Metal–Dielectric Core–Shell Nanoparticles: Advanced Plasmonic Architectures Towards Multiple Control of Random Lasers

Random lasing properties of dye solutions suspended with gold–silica core–shell nanoparticles are investigated. The core–shell architecture allows adjustment of plasmon coupling strength between metal and optical gain media by varying the thickness of dielectric shell. Consequently, multiple aspects of random lasers can be controlled, such as mode interactions, lasing spikiness, and pump threshold. The results show that bare gold nanoparticles give rise to the most profound lasing spikes that are evenly separated in resonant wavelength. The lowest threshold is observed when the shell thickness is ~14.6 nm. The experimental observations are interpreted in terms of resonant coupling between metal nanoparticles and fluorophores, localization of pump light and lasing modes at the surface of metal, as well as plasmonic modifications of absorption and pump rates of fluorophores.
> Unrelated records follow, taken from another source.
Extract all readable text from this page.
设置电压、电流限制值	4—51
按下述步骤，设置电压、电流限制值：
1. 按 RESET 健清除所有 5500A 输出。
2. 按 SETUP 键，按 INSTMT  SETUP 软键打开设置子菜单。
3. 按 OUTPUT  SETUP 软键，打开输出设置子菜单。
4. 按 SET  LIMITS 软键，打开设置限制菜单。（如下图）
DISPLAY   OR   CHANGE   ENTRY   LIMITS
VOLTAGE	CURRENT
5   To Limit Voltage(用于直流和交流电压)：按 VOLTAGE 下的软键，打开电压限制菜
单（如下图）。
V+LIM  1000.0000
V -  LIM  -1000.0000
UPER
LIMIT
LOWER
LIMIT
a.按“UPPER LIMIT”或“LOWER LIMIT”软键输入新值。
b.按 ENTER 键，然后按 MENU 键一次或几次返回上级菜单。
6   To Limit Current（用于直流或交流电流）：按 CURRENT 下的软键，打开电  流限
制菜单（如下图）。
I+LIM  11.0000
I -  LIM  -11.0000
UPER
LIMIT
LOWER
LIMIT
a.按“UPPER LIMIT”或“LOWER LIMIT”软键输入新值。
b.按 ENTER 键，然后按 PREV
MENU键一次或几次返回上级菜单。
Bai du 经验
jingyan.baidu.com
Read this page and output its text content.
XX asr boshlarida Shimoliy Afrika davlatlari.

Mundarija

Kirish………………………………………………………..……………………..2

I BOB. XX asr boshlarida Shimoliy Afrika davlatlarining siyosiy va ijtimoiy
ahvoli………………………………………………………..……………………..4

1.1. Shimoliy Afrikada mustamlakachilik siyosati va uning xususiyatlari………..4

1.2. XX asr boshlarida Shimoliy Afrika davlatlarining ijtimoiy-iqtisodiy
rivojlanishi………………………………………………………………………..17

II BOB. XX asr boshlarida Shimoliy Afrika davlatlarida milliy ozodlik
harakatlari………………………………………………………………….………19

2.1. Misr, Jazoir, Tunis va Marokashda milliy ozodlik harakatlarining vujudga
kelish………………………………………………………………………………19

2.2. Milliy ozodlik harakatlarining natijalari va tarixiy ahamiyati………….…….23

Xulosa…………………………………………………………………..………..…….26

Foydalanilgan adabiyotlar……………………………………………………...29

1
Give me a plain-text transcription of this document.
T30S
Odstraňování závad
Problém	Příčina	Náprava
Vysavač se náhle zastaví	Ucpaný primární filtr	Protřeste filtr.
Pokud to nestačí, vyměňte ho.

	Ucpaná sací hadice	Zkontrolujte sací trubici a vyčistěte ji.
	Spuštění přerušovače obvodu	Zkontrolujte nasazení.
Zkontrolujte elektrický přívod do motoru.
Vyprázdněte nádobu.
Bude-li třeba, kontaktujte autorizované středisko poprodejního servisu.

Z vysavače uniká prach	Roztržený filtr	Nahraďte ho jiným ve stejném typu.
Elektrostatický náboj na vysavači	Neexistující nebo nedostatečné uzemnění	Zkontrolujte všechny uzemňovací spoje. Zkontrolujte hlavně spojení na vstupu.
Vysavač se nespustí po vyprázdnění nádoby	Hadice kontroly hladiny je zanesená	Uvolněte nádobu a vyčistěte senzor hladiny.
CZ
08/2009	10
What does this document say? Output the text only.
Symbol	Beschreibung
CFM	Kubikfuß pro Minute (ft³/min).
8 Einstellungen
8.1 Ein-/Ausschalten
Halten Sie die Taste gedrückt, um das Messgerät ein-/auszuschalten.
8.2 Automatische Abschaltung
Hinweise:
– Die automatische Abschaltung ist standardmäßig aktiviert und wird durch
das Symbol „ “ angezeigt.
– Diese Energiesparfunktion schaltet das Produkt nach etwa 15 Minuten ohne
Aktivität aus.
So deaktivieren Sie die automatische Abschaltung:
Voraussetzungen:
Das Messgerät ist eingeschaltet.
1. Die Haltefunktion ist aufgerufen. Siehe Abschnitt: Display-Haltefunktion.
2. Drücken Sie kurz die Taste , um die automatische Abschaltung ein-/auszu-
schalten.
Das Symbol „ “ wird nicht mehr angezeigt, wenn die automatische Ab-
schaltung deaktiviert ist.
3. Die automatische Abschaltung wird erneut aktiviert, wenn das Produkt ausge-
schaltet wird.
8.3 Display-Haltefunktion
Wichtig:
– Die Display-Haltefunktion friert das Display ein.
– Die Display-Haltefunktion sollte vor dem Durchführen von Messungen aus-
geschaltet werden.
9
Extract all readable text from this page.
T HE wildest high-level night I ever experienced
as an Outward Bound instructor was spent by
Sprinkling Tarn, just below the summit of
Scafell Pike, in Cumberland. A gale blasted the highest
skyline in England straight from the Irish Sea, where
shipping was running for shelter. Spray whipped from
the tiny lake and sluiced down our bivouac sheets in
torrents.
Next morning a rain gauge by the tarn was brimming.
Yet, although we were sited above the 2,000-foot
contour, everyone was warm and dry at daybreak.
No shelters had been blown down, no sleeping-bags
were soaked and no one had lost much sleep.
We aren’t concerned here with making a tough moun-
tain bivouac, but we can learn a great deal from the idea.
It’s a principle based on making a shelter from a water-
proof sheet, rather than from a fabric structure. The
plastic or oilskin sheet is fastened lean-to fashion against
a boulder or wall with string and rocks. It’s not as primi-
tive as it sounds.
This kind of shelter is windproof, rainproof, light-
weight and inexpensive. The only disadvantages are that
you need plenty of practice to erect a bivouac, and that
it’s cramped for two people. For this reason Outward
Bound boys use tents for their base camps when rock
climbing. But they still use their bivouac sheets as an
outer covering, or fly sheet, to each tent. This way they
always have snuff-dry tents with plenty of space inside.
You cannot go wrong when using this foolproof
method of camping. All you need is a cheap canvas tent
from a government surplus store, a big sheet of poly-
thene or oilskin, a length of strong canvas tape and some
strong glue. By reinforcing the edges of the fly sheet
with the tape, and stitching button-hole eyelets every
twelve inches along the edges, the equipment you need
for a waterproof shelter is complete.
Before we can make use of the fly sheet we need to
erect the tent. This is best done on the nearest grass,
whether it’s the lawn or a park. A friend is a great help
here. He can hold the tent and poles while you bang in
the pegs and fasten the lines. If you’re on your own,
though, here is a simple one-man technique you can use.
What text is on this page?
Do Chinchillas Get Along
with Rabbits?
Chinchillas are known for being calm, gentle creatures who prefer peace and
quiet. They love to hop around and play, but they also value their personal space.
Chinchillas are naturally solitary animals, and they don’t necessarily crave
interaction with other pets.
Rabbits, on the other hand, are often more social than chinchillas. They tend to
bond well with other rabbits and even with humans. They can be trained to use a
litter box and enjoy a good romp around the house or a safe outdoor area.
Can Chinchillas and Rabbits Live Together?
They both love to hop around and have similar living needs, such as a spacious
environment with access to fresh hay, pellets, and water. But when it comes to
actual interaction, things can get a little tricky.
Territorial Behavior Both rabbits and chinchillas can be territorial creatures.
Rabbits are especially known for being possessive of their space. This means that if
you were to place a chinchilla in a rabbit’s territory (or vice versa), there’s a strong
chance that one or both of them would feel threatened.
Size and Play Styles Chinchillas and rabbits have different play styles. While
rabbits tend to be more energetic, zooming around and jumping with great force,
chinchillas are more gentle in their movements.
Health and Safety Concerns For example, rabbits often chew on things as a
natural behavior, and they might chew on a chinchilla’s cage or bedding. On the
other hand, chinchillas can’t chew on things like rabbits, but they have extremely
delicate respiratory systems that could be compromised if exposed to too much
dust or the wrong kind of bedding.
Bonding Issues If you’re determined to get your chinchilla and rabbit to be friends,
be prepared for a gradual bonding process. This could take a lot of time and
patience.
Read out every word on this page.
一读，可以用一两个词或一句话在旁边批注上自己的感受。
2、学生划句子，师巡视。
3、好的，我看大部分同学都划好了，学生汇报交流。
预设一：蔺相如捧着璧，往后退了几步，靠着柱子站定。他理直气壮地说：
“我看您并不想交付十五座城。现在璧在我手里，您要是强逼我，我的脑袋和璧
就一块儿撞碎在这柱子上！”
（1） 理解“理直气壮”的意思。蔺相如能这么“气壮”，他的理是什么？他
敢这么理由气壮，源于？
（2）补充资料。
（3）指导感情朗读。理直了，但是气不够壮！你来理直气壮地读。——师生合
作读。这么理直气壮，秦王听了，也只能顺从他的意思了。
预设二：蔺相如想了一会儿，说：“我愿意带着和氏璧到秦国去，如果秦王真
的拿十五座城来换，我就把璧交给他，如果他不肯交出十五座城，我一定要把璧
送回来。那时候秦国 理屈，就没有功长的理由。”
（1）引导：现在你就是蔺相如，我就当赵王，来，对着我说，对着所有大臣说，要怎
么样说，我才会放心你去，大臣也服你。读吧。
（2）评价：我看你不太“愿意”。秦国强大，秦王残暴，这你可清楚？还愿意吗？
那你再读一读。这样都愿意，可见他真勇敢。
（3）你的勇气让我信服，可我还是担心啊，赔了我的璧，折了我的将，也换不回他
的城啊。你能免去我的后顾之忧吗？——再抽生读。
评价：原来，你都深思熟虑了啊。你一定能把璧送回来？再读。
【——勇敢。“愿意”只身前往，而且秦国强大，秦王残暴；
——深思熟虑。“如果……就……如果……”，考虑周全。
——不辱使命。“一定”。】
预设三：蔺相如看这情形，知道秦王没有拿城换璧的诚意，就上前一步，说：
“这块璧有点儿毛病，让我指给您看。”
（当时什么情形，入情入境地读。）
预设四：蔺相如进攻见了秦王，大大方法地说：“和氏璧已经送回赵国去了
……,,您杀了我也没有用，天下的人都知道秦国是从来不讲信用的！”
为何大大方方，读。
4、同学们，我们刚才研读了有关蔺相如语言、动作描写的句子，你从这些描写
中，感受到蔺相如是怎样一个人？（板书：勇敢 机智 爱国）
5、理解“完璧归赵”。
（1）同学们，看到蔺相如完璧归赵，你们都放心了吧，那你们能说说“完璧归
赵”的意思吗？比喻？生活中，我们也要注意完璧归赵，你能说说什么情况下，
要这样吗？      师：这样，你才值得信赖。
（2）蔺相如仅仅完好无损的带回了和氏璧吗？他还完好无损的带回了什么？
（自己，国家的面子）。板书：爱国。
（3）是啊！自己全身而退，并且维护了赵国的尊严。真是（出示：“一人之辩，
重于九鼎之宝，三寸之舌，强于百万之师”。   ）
The results suggest that metal–dielectric core–shell nanostructures can serve as promising candidates towards development of well‐controlled random lasers. A plasmonic approach to control figures of merit for a random laser is developed. Using gold–silica core–shell nanoparticles, the coupling between the metal and fluorophores can be tailored with the shell thickness. As a result, random lasing properties such as lasing spikiness, pump threshold, and mode interactions can be manipulated.